With the ‘what’ of reform now largely settled, a relentless focus on the ‘how’ is essential
A difficult outlook for the public finances means that although the NHS’s budget will continue to grow over the course of this parliament, it will do so at a slower rate than its historic average. Other health-creating public services, including public health, adult social care and education, continue to feel the squeeze of decades of constrained spending. And despite the long-term ambition set out in the 10-year health plan to fundamentally shift the NHS’s model of care and build a cross-government approach to health, urgent performance pressures in the healthcare system will continue to be at the forefront of policymakers’ minds.
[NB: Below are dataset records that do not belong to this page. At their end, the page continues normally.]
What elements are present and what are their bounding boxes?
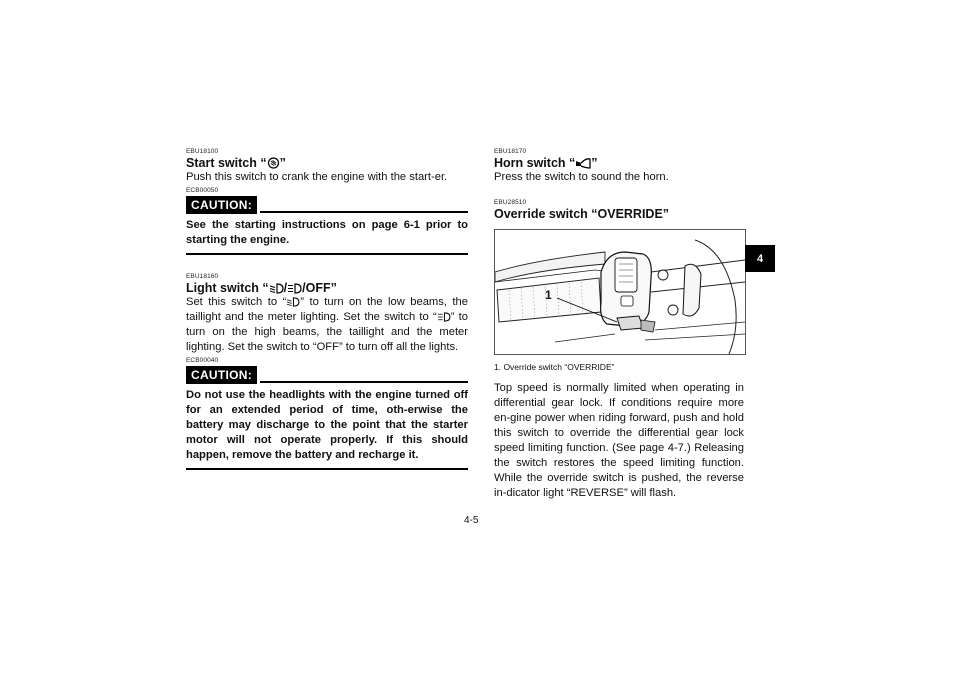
high-beam-icon: [287, 283, 302, 294]
horn-switch-text: Press the switch to sound the horn.: [494, 171, 669, 183]
handlebar-drawing: [495, 230, 745, 354]
section-code-light: EBU18160: [186, 273, 219, 280]
caution-text-start: See the starting instructions on page 6-1 prior to starting the engine.: [186, 219, 468, 246]
light-switch-heading: Light switch “ / /OFF”: [186, 281, 337, 295]
divider: [186, 468, 468, 470]
low-beam-icon: [286, 297, 300, 307]
light-switch-text: Set this switch to “ ” to turn on the low beams, the taillight and the meter lighting. Set the switch to “ ” to turn on the high beams, the taillight and the meter lighting. Set the switch to “OFF” to turn off all the lights.: [186, 296, 468, 353]
override-switch-heading: Override switch “OVERRIDE”: [494, 207, 670, 221]
divider: [260, 381, 468, 383]
caution-text-light: Do not use the headlights with the engine turned off for an extended period of time, oth-erwise the battery may discharge to the point that the starter motor will not operate properly. If this should happen, remove the battery and recharge it.: [186, 389, 468, 461]
caution-code-light: ECB00040: [186, 357, 219, 364]
caution-badge: CAUTION:: [186, 366, 257, 384]
low-beam-icon: [269, 283, 284, 294]
caution-code-start: ECB00050: [186, 187, 219, 194]
section-code-start: EBU18100: [186, 148, 219, 155]
horn-icon: [575, 158, 591, 169]
start-switch-text: Push this switch to crank the engine with the start-er.: [186, 171, 448, 183]
override-switch-text: Top speed is normally limited when operating in differential gear lock. If conditions require more en-gine power when riding forward, push and hold this switch to override the differential gear lock speed limiting function. (See page 4-7.) Releasing the switch restores the speed limiting function. While the override switch is pushed, the reverse in-dicator light “REVERSE” will flash.: [494, 382, 744, 499]
section-code-override: EBU28510: [494, 199, 527, 206]
caution-badge: CAUTION:: [186, 196, 257, 214]
handlebar-illustration: [494, 229, 746, 355]
right-column: [494, 146, 744, 501]
caution-box-light: [186, 366, 468, 470]
high-beam-icon: [437, 312, 451, 322]
section-code-horn: EBU18170: [494, 148, 527, 155]
page-number: 4-5: [464, 515, 479, 526]
figure-caption: 1. Override switch “OVERRIDE”: [494, 362, 615, 372]
horn-switch-heading: Horn switch “ ”: [494, 156, 598, 170]
left-column: [186, 146, 468, 470]
caution-box-start: [186, 196, 468, 255]
callout-number: 1: [545, 288, 552, 302]
chapter-tab: 4: [745, 245, 775, 272]
start-switch-heading: Start switch “ ”: [186, 156, 286, 170]
start-switch-icon: [267, 157, 280, 169]
divider: [260, 211, 468, 213]
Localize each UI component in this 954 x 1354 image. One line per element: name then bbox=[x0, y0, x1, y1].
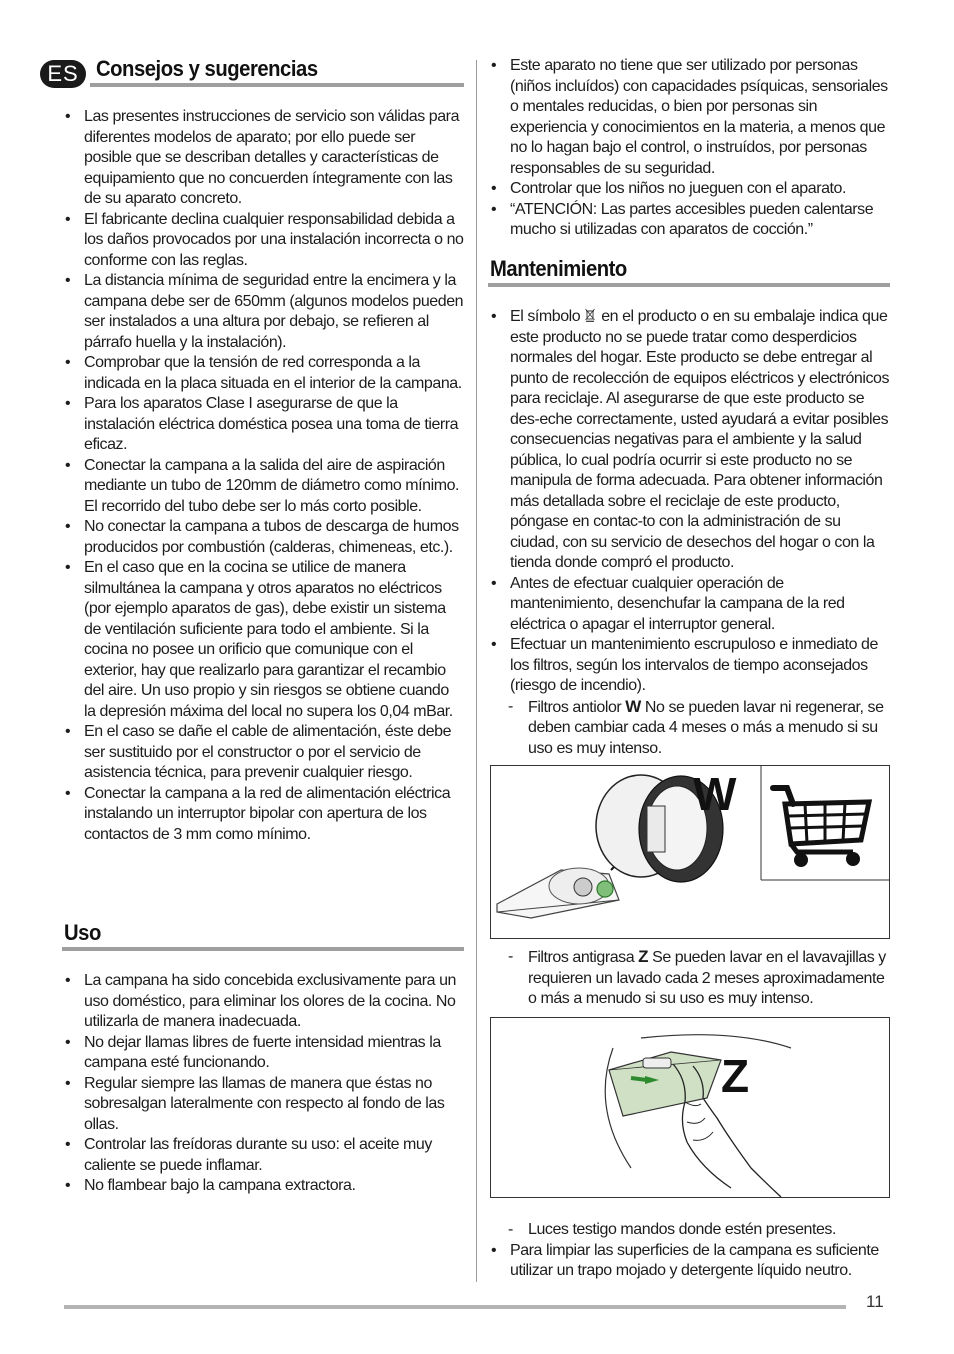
section-title-uso: Uso bbox=[64, 920, 101, 945]
list-item: • El símbolo en el producto o en su embalaje indica que este producto no se puede tratar como desperdicios normales del hogar. Este producto se debe entregar al punto de recolección de equipos eléctricos y electrónicos para reciclaje. Al asegurarse de que este producto se des-eche correctamente, usted ayudará a evitar posibles consecuencias negativas para el ambiente y la salud pública, lo cual podría ocurrir si este producto no se manipula de forma adecuada. Para obtener información más detallada sobre el reciclaje de este producto, póngase en contac-to con la administración de su ciudad, con su servicio de desechos del hogar o con la tienda donde compró el producto. bbox=[491, 308, 890, 571]
consejos-list bbox=[62, 107, 464, 845]
page-number: 11 bbox=[866, 1292, 884, 1311]
list-item: • Para los aparatos Clase I asegurarse de que la instalación eléctrica doméstica posea una toma de tierra eficaz. bbox=[65, 395, 459, 453]
list-item: • Regular siempre las llamas de manera que éstas no sobresalgan lateralmente con respecto al fondo de las ollas. bbox=[65, 1074, 445, 1133]
figure-filter-w bbox=[490, 765, 890, 939]
section-rule-uso bbox=[62, 947, 464, 951]
filter-z-label: Z bbox=[721, 1050, 750, 1102]
column-separator bbox=[476, 60, 477, 1282]
filter-w-label: W bbox=[693, 768, 737, 820]
section-title-consejos: Consejos y sugerencias bbox=[96, 56, 318, 81]
list-item: • Controlar las freídoras durante su uso: el aceite muy caliente se puede inflamar. bbox=[65, 1136, 432, 1174]
uso-list bbox=[62, 971, 464, 1197]
final-list bbox=[488, 1220, 890, 1282]
crossed-bin-icon bbox=[585, 308, 595, 322]
list-item: • La campana ha sido concebida exclusivamente para un uso doméstico, para eliminar los olores de la cocina. No utilizarla de manera inadecuada. bbox=[65, 972, 456, 1030]
list-item: • Comprobar que la tensión de red corresponda a la indicada en la placa situada en el interior de la campana. bbox=[65, 354, 462, 392]
filter-z-list bbox=[488, 947, 890, 1010]
section-rule-consejos bbox=[90, 83, 464, 87]
mantenimiento-list bbox=[488, 307, 890, 759]
list-item: • Para limpiar las superficies de la campana es suficiente utilizar un trapo mojado y detergente líquido neutro. bbox=[491, 1241, 879, 1279]
list-item: • Las presentes instrucciones de servicio son válidas para diferentes modelos de aparato; por ello puede ser posible que se describan detalles y características de equipamiento que no concuerden íntegramente con las de su aparato concreto. bbox=[65, 108, 460, 207]
footer-rule bbox=[64, 1305, 846, 1309]
figure-filter-z bbox=[490, 1017, 890, 1198]
list-item: • La distancia mínima de seguridad entre la encimera y la campana debe ser de 650mm (algunos modelos pueden ser instalados a una altura por debajo, se refieren al párrafo huella y la instalación). bbox=[65, 272, 464, 351]
grease-filter-illustration bbox=[491, 1018, 889, 1197]
sub-item-filter-w: - Filtros antiolor W No se pueden lavar ni regenerar, se deben cambiar cada 4 meses o más a menudo si su uso es muy intenso. bbox=[508, 696, 884, 757]
list-item: • Este aparato no tiene que ser utilizado por personas (niños incluídos) con capacidades psíquicas, sensoriales o mentales reducidas, o bien por personas sin experiencia y conocimientos en la materia, a menos que no lo hagan bajo el control, o instruídos, por personas responsables de su seguridad. bbox=[491, 57, 888, 177]
sub-item-filter-z: - Filtros antigrasa Z Se pueden lavar en el lavavajillas y requieren un lavado cada 2 meses aproximadamente o más a menudo si su uso es muy intenso. bbox=[508, 947, 886, 1007]
list-item: • El fabricante declina cualquier responsabilidad debida a los daños provocados por una instalación incorrecta o no conforme con las reglas. bbox=[65, 210, 464, 269]
sub-item-lights: - Luces testigo mandos donde estén presentes. bbox=[508, 1221, 836, 1238]
language-badge: ES bbox=[40, 60, 86, 88]
list-item: • Conectar la campana a la salida del aire de aspiración mediante un tubo de 120mm de diámetro como mínimo. El recorrido del tubo debe ser lo más corto posible. bbox=[65, 456, 460, 515]
list-item: • En el caso se dañe el cable de alimentación, éste debe ser sustituido por el constructor o por el servicio de asistencia técnica, para prevenir cualquier riesgo. bbox=[65, 723, 452, 781]
list-item: • “ATENCIÓN: Las partes accesibles pueden calentarse mucho si utilizadas con aparatos de cocción.” bbox=[491, 200, 874, 238]
shopping-cart-icon bbox=[773, 788, 869, 867]
list-item: • Antes de efectuar cualquier operación de mantenimiento, desenchufar la campana de la red eléctrica o apagar el interruptor general. bbox=[491, 574, 845, 633]
hood-filter-illustration bbox=[491, 766, 889, 938]
safety-list bbox=[488, 56, 890, 241]
list-item: • Conectar la campana a la red de alimentación eléctrica instalando un interruptor bipolar con apertura de los contactos de 3 mm como mínimo. bbox=[65, 784, 451, 843]
list-item: • No conectar la campana a tubos de descarga de humos producidos por combustión (calderas, chimeneas, etc.). bbox=[65, 518, 459, 556]
list-item: • No dejar llamas libres de fuerte intensidad mientras la campana esté funcionando. bbox=[65, 1033, 441, 1071]
list-item: • En el caso que en la cocina se utilice de manera silmultánea la campana y otros aparatos no eléctricos (por ejemplo aparatos de gas), debe existir un sistema de ventilación suficiente para todo el ambiente. Si la cocina no posee un orificio que comunique con el exterior, hay que realizarlo para garantizar el recambio del aire. Un uso propio y sin riesgos se obtiene cuando la depresión máxima del local no supera los 0,04 mBar. bbox=[65, 559, 453, 720]
section-rule-mantenimiento bbox=[488, 283, 890, 287]
list-item: • No flambear bajo la campana extractora. bbox=[65, 1177, 356, 1194]
list-item: • Controlar que los niños no jueguen con el aparato. bbox=[491, 180, 846, 197]
section-title-mantenimiento: Mantenimiento bbox=[490, 256, 627, 281]
list-item: • Efectuar un mantenimiento escrupuloso e inmediato de los filtros, según los intervalos de tiempo aconsejados (riesgo de incendio). bbox=[491, 636, 878, 694]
In this context, there is a risk that transformative health-creating reform, not just in the NHS but across government and society, falls down the agenda.
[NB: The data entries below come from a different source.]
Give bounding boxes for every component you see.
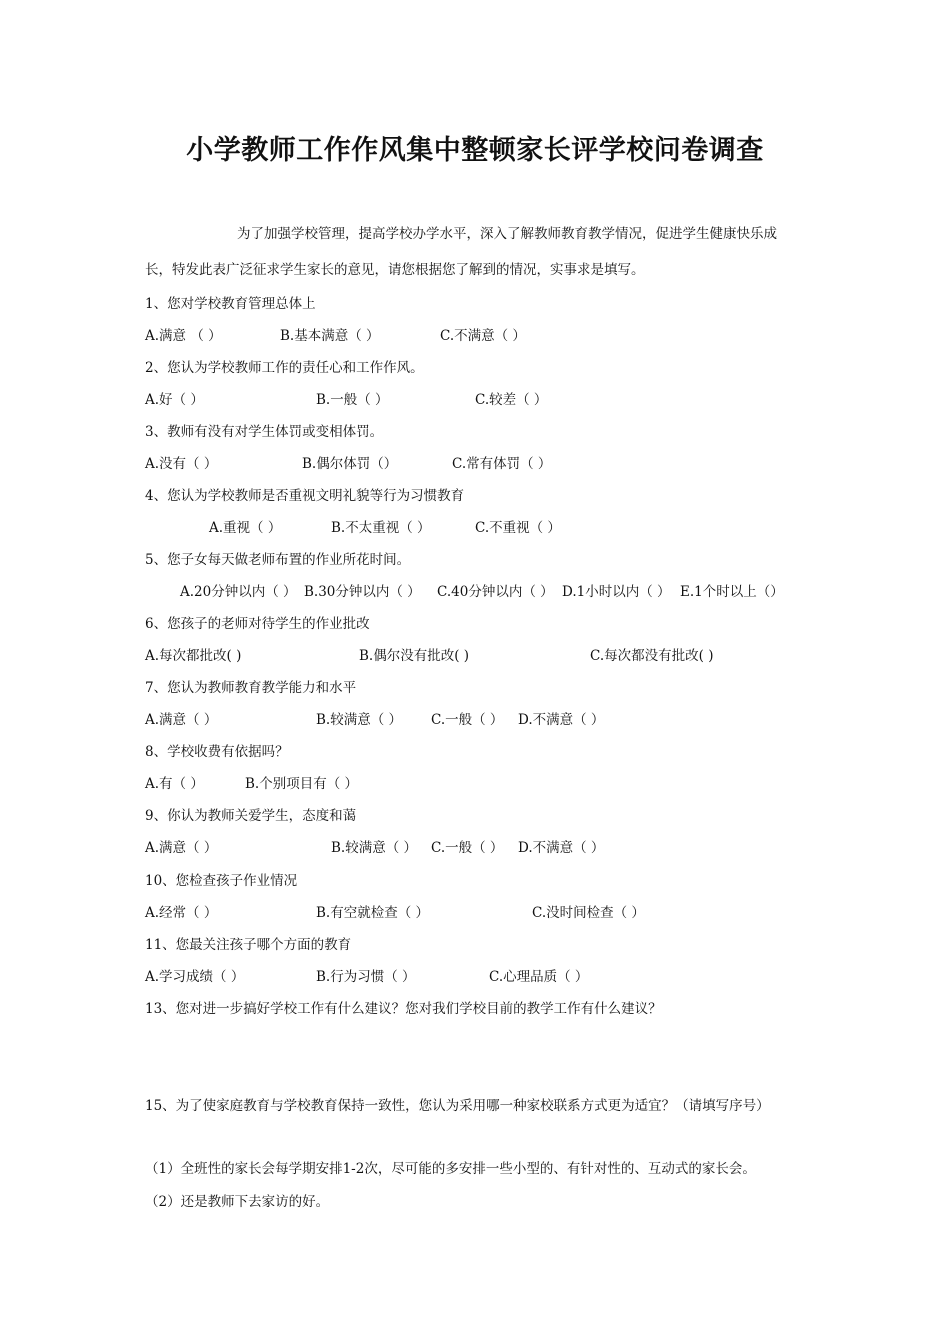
q5-option-a[interactable]: A.20分钟以内（ ） [180,584,297,600]
q6-option-c[interactable]: C.每次都没有批改( ) [590,648,714,664]
q6-option-b[interactable]: B.偶尔没有批改( ) [359,648,470,664]
page-title: 小学教师工作作风集中整顿家长评学校问卷调查 [186,135,764,166]
q5-option-b[interactable]: B.30分钟以内（ ） [304,584,421,600]
q5-option-c[interactable]: C.40分钟以内（ ） [437,584,554,600]
intro-line-2: 长，特发此表广泛征求学生家长的意见，请您根据您了解到的情况，实事求是填写。 [145,262,645,278]
q3-option-a[interactable]: A.没有（ ） [145,456,218,472]
q8-option-b[interactable]: B.个别项目有（ ） [245,776,359,792]
question-13: 13、您对进一步搞好学校工作有什么建议？您对我们学校目前的教学工作有什么建议？ [145,1001,662,1017]
q5-option-e[interactable]: E.1个时以上（） [680,584,784,600]
q2-option-a[interactable]: A.好（ ） [145,392,204,408]
q15-option-2: （2）还是教师下去家访的好。 [145,1194,330,1210]
q11-option-b[interactable]: B.行为习惯（ ） [316,969,416,985]
q2-option-b[interactable]: B.一般（ ） [316,392,389,408]
question-8: 8、学校收费有依据吗？ [145,744,289,760]
q10-option-a[interactable]: A.经常（ ） [145,905,218,921]
question-2: 2、您认为学校教师工作的责任心和工作作风。 [145,360,424,376]
q5-option-d[interactable]: D.1小时以内（ ） [562,584,671,600]
q8-option-a[interactable]: A.有（ ） [145,776,204,792]
q6-option-a[interactable]: A.每次都批改( ) [145,648,242,664]
q7-option-c[interactable]: C.一般（ ） [431,712,504,728]
q7-option-a[interactable]: A.满意（ ） [145,712,218,728]
question-11: 11、您最关注孩子哪个方面的教育 [145,937,352,953]
q7-option-d[interactable]: D.不满意（ ） [518,712,605,728]
question-9: 9、你认为教师关爱学生，态度和蔼 [145,808,357,824]
question-4: 4、您认为学校教师是否重视文明礼貌等行为习惯教育 [145,488,465,504]
question-3: 3、教师有没有对学生体罚或变相体罚。 [145,424,384,440]
q4-option-b[interactable]: B.不太重视（ ） [331,520,431,536]
q2-option-c[interactable]: C.较差（ ） [475,392,548,408]
intro-line-1: 为了加强学校管理，提高学校办学水平，深入了解教师教育教学情况，促进学生健康快乐成 [237,226,777,242]
q9-option-a[interactable]: A.满意（ ） [145,840,218,856]
q7-option-b[interactable]: B.较满意（ ） [316,712,403,728]
question-1: 1、您对学校教育管理总体上 [145,296,316,312]
q9-option-b[interactable]: B.较满意（ ） [331,840,418,856]
question-6: 6、您孩子的老师对待学生的作业批改 [145,616,370,632]
q1-option-a[interactable]: A.满意 （ ） [145,328,222,344]
q15-option-1: （1）全班性的家长会每学期安排1-2次，尽可能的多安排一些小型的、有针对性的、互动式的家长会。 [145,1161,756,1177]
question-15: 15、为了使家庭教育与学校教育保持一致性，您认为采用哪一种家校联系方式更为适宜？（请填写序号） [145,1098,770,1114]
q9-option-d[interactable]: D.不满意（ ） [518,840,605,856]
question-10: 10、您检查孩子作业情况 [145,873,298,889]
question-7: 7、您认为教师教育教学能力和水平 [145,680,357,696]
question-5: 5、您子女每天做老师布置的作业所花时间。 [145,552,411,568]
q3-option-c[interactable]: C.常有体罚（ ） [452,456,552,472]
q11-option-a[interactable]: A.学习成绩（ ） [145,969,245,985]
q1-option-c[interactable]: C.不满意（ ） [440,328,526,344]
q10-option-c[interactable]: C.没时间检查（ ） [532,905,645,921]
q4-option-c[interactable]: C.不重视（ ） [475,520,561,536]
q11-option-c[interactable]: C.心理品质（ ） [489,969,589,985]
q10-option-b[interactable]: B.有空就检查（ ） [316,905,430,921]
q4-option-a[interactable]: A.重视（ ） [209,520,282,536]
q1-option-b[interactable]: B.基本满意（ ） [280,328,380,344]
q9-option-c[interactable]: C.一般（ ） [431,840,504,856]
q3-option-b[interactable]: B.偶尔体罚（） [302,456,398,472]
The Centre for Health and Prosperity: A new platform to drive reform
This moment demands new ways of thinking to sustain and scale up the delivery of a once-in-a-generation reform programme in a challenging context. To meet this moment, IPPR is launching the Centre for Health and Prosperity (CHP), a new permanent platform for IPPR’s health policy work and the go-to voice for practical, progressive ideas that make health the engine of national renewal.
As the system shifts its energy to implementing change, so too will IPPR. With the ‘what’ of reform now largely settled, a relentless focus on the ‘how’ is essential. The centre will continue to make the case that health is the foundation of the UK’s future prosperity, but its core focus will be on turning the vision set out by the commission into lasting change. We will work closely with partner organisations across the health and care system to develop practical, evidence-based solutions to bridge the gap between policy and delivery that has often plagued reform efforts.
The centre will focus on three key areas.
- Driving NHS reform for the long-term: The government faces a dual challenge in reforming the NHS: meeting urgent performance targets and restoring confidence in existing services, while also delivering the deeper transformation the NHS needs to meet the needs of the future. The centre will provide first-in-class analysis to meet both demands — from delivering the neighbourhood health agenda to building the foundations for long-term change.
- Boosting the health of the nation: Alongside transforming the NHS, the government has set out an ambition to boost healthy life expectancy, close regional health gaps and cut the number of lives lost to major diseases. This demands a bold shift to prevention and action on the root cause of ill health. Policymakers need clear evidence on what works and milestones to stay on track, especially when budgets are tight and attention is stretched. The centre will provide the strategic insight and political understanding required to keep a long-term health creation mission front and centre.
- Hardwiring health into economic strategy: The IPPR Commission on Health and Prosperity made clear that economic growth and productivity depend on a healthier nation. But real progress will require rewiring the centre of government so that the economic value of health and care investment is properly recognised and incentivised. The centre will lead work to institutionalise the link between health and wealth in how government operates.
The launch of the Centre for Health and Prosperity marks the next phase in IPPR’s mission to make health a driver of national renewal. Building on the insight and influence of the Commission on Health and Prosperity, the centre will focus on turning bold ideas into practical, lasting change. By supporting NHS reform, promoting prevention and population health, and embedding the economic value of health across government, the centre will work to ensure that health is a cornerstone of Britain’s prosperity. In a challenging environment, this sustained, evidence-based approach will be vital to bridging the gap between vision and delivery – and to securing a healthier, fairer, and more prosperous Britain.
The centre’s work would not be possible without the generous support of its founding partners – AbbVie, British Heart Foundation, Haleon, MSD, Sandoz, and Gilead Sciences.